India, Pak should talk

As Pakistan and India go into election mode this year, chances of resumption of a long stalled dialogue look highly unlikely. More so, with the belligerent rhetoric that has emanated from both the countries over the past year. In a statement on Sunday, Home minister Rajnath Singh  said that India will retaliate one bullet of Pakistan with countless bullets. He has accused Pakistan of trying to destabilize India. On the other hand, the firing along the border has been going on more frequently than ever since the nineties resulting in the loss of the lives of the civilians and the soldiers besides a massive damage to the property. Already, January has witnessed  the highest number of ceasefire violations along the LoC in fourteen years.  Thousands of people living alongside the border have had to migrate to interiors to escape the frequent border skirmishes. On Sunday, a 15-year-old girl Shahnaz Bano was injured after the firing once again broke out along the Line of Control in Poonch district’s Shahpur area.

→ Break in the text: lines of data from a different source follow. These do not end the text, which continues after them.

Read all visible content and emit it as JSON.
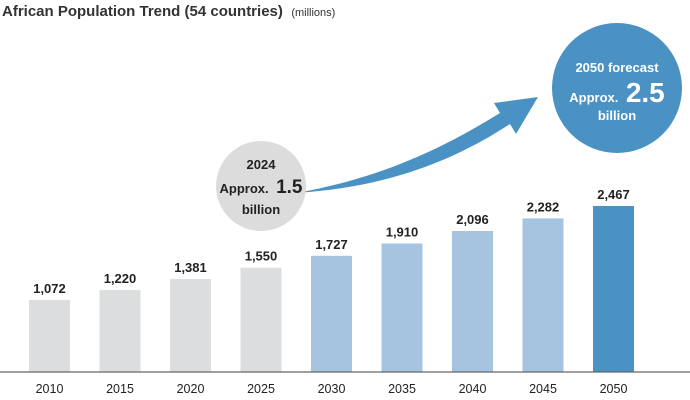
{
  "chart_data": {
    "type": "bar",
    "title": "African Population Trend (54 countries)",
    "unit_label": "(millions)",
    "xlabel": "",
    "ylabel": "",
    "categories": [
      "2010",
      "2015",
      "2020",
      "2025",
      "2030",
      "2035",
      "2040",
      "2045",
      "2050"
    ],
    "values": [
      1072,
      1220,
      1381,
      1550,
      1727,
      1910,
      2096,
      2282,
      2467
    ],
    "value_labels": [
      "1,072",
      "1,220",
      "1,381",
      "1,550",
      "1,727",
      "1,910",
      "2,096",
      "2,282",
      "2,467"
    ],
    "ylim": [
      0,
      2500
    ],
    "grid": false,
    "bar_groups": [
      "actual",
      "actual",
      "actual",
      "actual",
      "forecast",
      "forecast",
      "forecast",
      "forecast",
      "highlight"
    ],
    "colors": {
      "actual": "#dcdddf",
      "forecast": "#a6c3df",
      "highlight": "#4a92c3",
      "axis": "#666666",
      "arrow": "#4a92c3",
      "bubble_2024": "#dcdcdc",
      "bubble_2050": "#4a92c3"
    },
    "annotations": {
      "current": {
        "year": "2024",
        "approx_prefix": "Approx.",
        "approx_value": "1.5",
        "unit": "billion"
      },
      "forecast": {
        "heading": "2050 forecast",
        "approx_prefix": "Approx.",
        "approx_value": "2.5",
        "unit": "billion"
      }
    }
  }
}
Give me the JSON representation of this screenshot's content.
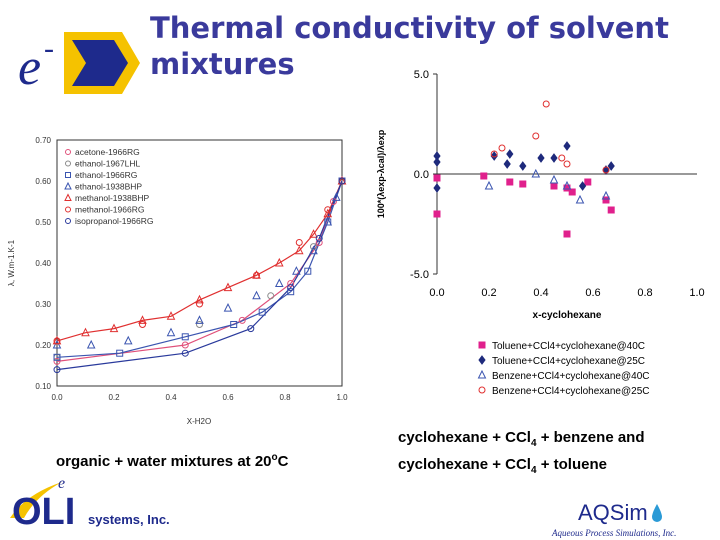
{
  "slide": {
    "title_line1": "Thermal conductivity of solvent",
    "title_line2": "mixtures",
    "caption_left_prefix": "organic + water mixtures at 20",
    "caption_left_sup": "o",
    "caption_left_suffix": "C",
    "caption_right_line1_a": "cyclohexane + CCl",
    "caption_right_line1_sub": "4",
    "caption_right_line1_b": " + benzene and",
    "caption_right_line2_a": "cyclohexane + CCl",
    "caption_right_line2_sub": "4",
    "caption_right_line2_b": " + toluene"
  },
  "branding": {
    "logo_letter": "e",
    "logo_sup": "-",
    "oli_name": "OLI",
    "oli_systems": "systems, Inc.",
    "aqsim_name": "AQSim",
    "aqsim_tagline": "Aqueous Process Simulations, Inc.",
    "colors": {
      "title": "#3a3a9c",
      "logo_yellow": "#f5c200",
      "logo_blue": "#1e2a8c",
      "aqsim_drop": "#2a9ad6"
    }
  },
  "chart_data": [
    {
      "type": "scatter",
      "title": "",
      "xlabel": "X-H2O",
      "ylabel": "λ, W.m-1.K-1",
      "xlim": [
        0.0,
        1.0
      ],
      "ylim": [
        0.1,
        0.7
      ],
      "xticks": [
        "0.0",
        "0.2",
        "0.4",
        "0.6",
        "0.8",
        "1.0"
      ],
      "yticks": [
        "0.10",
        "0.20",
        "0.30",
        "0.40",
        "0.50",
        "0.60",
        "0.70"
      ],
      "legend_position": "top-left",
      "series": [
        {
          "name": "acetone-1966RG",
          "marker": "circle",
          "color": "#e0507a",
          "points": [
            [
              0.0,
              0.16
            ],
            [
              0.45,
              0.2
            ],
            [
              0.65,
              0.26
            ],
            [
              0.82,
              0.35
            ],
            [
              0.92,
              0.45
            ],
            [
              0.97,
              0.55
            ],
            [
              1.0,
              0.6
            ]
          ]
        },
        {
          "name": "ethanol-1967LHL",
          "marker": "circle",
          "color": "#8a8a8a",
          "points": [
            [
              0.0,
              0.17
            ],
            [
              0.5,
              0.25
            ],
            [
              0.75,
              0.32
            ],
            [
              0.9,
              0.44
            ],
            [
              1.0,
              0.6
            ]
          ]
        },
        {
          "name": "ethanol-1966RG",
          "marker": "square",
          "color": "#3b55b0",
          "points": [
            [
              0.0,
              0.17
            ],
            [
              0.22,
              0.18
            ],
            [
              0.45,
              0.22
            ],
            [
              0.62,
              0.25
            ],
            [
              0.72,
              0.28
            ],
            [
              0.82,
              0.33
            ],
            [
              0.88,
              0.38
            ],
            [
              0.95,
              0.5
            ],
            [
              1.0,
              0.6
            ]
          ]
        },
        {
          "name": "ethanol-1938BHP",
          "marker": "triangle",
          "color": "#3b55b0",
          "points": [
            [
              0.0,
              0.2
            ],
            [
              0.12,
              0.2
            ],
            [
              0.25,
              0.21
            ],
            [
              0.4,
              0.23
            ],
            [
              0.5,
              0.26
            ],
            [
              0.6,
              0.29
            ],
            [
              0.7,
              0.32
            ],
            [
              0.78,
              0.35
            ],
            [
              0.84,
              0.38
            ],
            [
              0.9,
              0.43
            ],
            [
              0.95,
              0.5
            ],
            [
              0.98,
              0.56
            ],
            [
              1.0,
              0.6
            ]
          ]
        },
        {
          "name": "methanol-1938BHP",
          "marker": "triangle",
          "color": "#e03030",
          "points": [
            [
              0.0,
              0.21
            ],
            [
              0.1,
              0.23
            ],
            [
              0.2,
              0.24
            ],
            [
              0.3,
              0.26
            ],
            [
              0.4,
              0.27
            ],
            [
              0.5,
              0.31
            ],
            [
              0.6,
              0.34
            ],
            [
              0.7,
              0.37
            ],
            [
              0.78,
              0.4
            ],
            [
              0.85,
              0.43
            ],
            [
              0.9,
              0.47
            ],
            [
              0.95,
              0.52
            ],
            [
              1.0,
              0.6
            ]
          ]
        },
        {
          "name": "methanol-1966RG",
          "marker": "circle",
          "color": "#e03030",
          "points": [
            [
              0.0,
              0.21
            ],
            [
              0.3,
              0.25
            ],
            [
              0.5,
              0.3
            ],
            [
              0.7,
              0.37
            ],
            [
              0.85,
              0.45
            ],
            [
              0.95,
              0.53
            ],
            [
              1.0,
              0.6
            ]
          ]
        },
        {
          "name": "isopropanol-1966RG",
          "marker": "circle",
          "color": "#2a3a9c",
          "points": [
            [
              0.0,
              0.14
            ],
            [
              0.45,
              0.18
            ],
            [
              0.68,
              0.24
            ],
            [
              0.82,
              0.34
            ],
            [
              0.92,
              0.46
            ],
            [
              1.0,
              0.6
            ]
          ]
        }
      ]
    },
    {
      "type": "scatter",
      "title": "",
      "xlabel": "x-cyclohexane",
      "ylabel": "100*(λexp-λcal)/λexp",
      "xlim": [
        0.0,
        1.0
      ],
      "ylim": [
        -5.0,
        5.0
      ],
      "xticks": [
        "0.0",
        "0.2",
        "0.4",
        "0.6",
        "0.8",
        "1.0"
      ],
      "yticks": [
        "5.0",
        "0.0",
        "-5.0"
      ],
      "legend_position": "bottom-right",
      "series": [
        {
          "name": "Toluene+CCl4+cyclohexane@40C",
          "marker": "square",
          "color": "#e0208c",
          "points": [
            [
              0.0,
              -0.2
            ],
            [
              0.0,
              -2.0
            ],
            [
              0.18,
              -0.1
            ],
            [
              0.28,
              -0.4
            ],
            [
              0.33,
              -0.5
            ],
            [
              0.45,
              -0.6
            ],
            [
              0.5,
              -0.7
            ],
            [
              0.52,
              -0.9
            ],
            [
              0.58,
              -0.4
            ],
            [
              0.65,
              -1.3
            ],
            [
              0.67,
              -1.8
            ],
            [
              0.5,
              -3.0
            ]
          ]
        },
        {
          "name": "Toluene+CCl4+cyclohexane@25C",
          "marker": "diamond",
          "color": "#1e2a7c",
          "points": [
            [
              0.0,
              0.9
            ],
            [
              0.0,
              0.6
            ],
            [
              0.0,
              -0.7
            ],
            [
              0.22,
              0.9
            ],
            [
              0.27,
              0.5
            ],
            [
              0.28,
              1.0
            ],
            [
              0.33,
              0.4
            ],
            [
              0.4,
              0.8
            ],
            [
              0.45,
              0.8
            ],
            [
              0.5,
              1.4
            ],
            [
              0.56,
              -0.6
            ],
            [
              0.65,
              0.2
            ],
            [
              0.67,
              0.4
            ]
          ]
        },
        {
          "name": "Benzene+CCl4+cyclohexane@40C",
          "marker": "triangle",
          "color": "#3b55b0",
          "points": [
            [
              0.2,
              -0.6
            ],
            [
              0.38,
              0.0
            ],
            [
              0.45,
              -0.3
            ],
            [
              0.5,
              -0.6
            ],
            [
              0.55,
              -1.3
            ],
            [
              0.65,
              -1.1
            ]
          ]
        },
        {
          "name": "Benzene+CCl4+cyclohexane@25C",
          "marker": "circle",
          "color": "#e03030",
          "points": [
            [
              0.22,
              1.0
            ],
            [
              0.25,
              1.3
            ],
            [
              0.38,
              1.9
            ],
            [
              0.42,
              3.5
            ],
            [
              0.5,
              0.5
            ],
            [
              0.48,
              0.8
            ],
            [
              0.65,
              0.2
            ]
          ]
        }
      ]
    }
  ]
}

There have been  860 ceasefire violations  in 2017, 271 in 2016 and 387 in 2015. This has further drifted the two countries apart from each other. The neighbours have ratcheted up their old rhetoric on Kashmir. Pakistan has returned to its historical stand on the dispute which makes the UN resolutions as the bedrock for Kashmir solution. This is a far cry from the former Pakistan president Pervez Musharraf’s radically flexible position on the settlement of the state. His four point proposals which envisaged a Kashmir solution without any radical geographical modifications and New Delhi’s gradual warming up to the ideas have all but vanished from the discourse. This has created a situation fraught with possibilities of a larger conflict between the neighbours, both nuclear armed.  The best course available to the two countries is to resume their engagement. The dialogue is the  way  forward. This is the only way they can address their differences and move towards a resolution of their long-standing issues. Only such an outcome is a guarantee of a sustainable peace in the region. This needs the leaders of the two countries to show statesmanship and engage for the well-being and the prosperity of the region.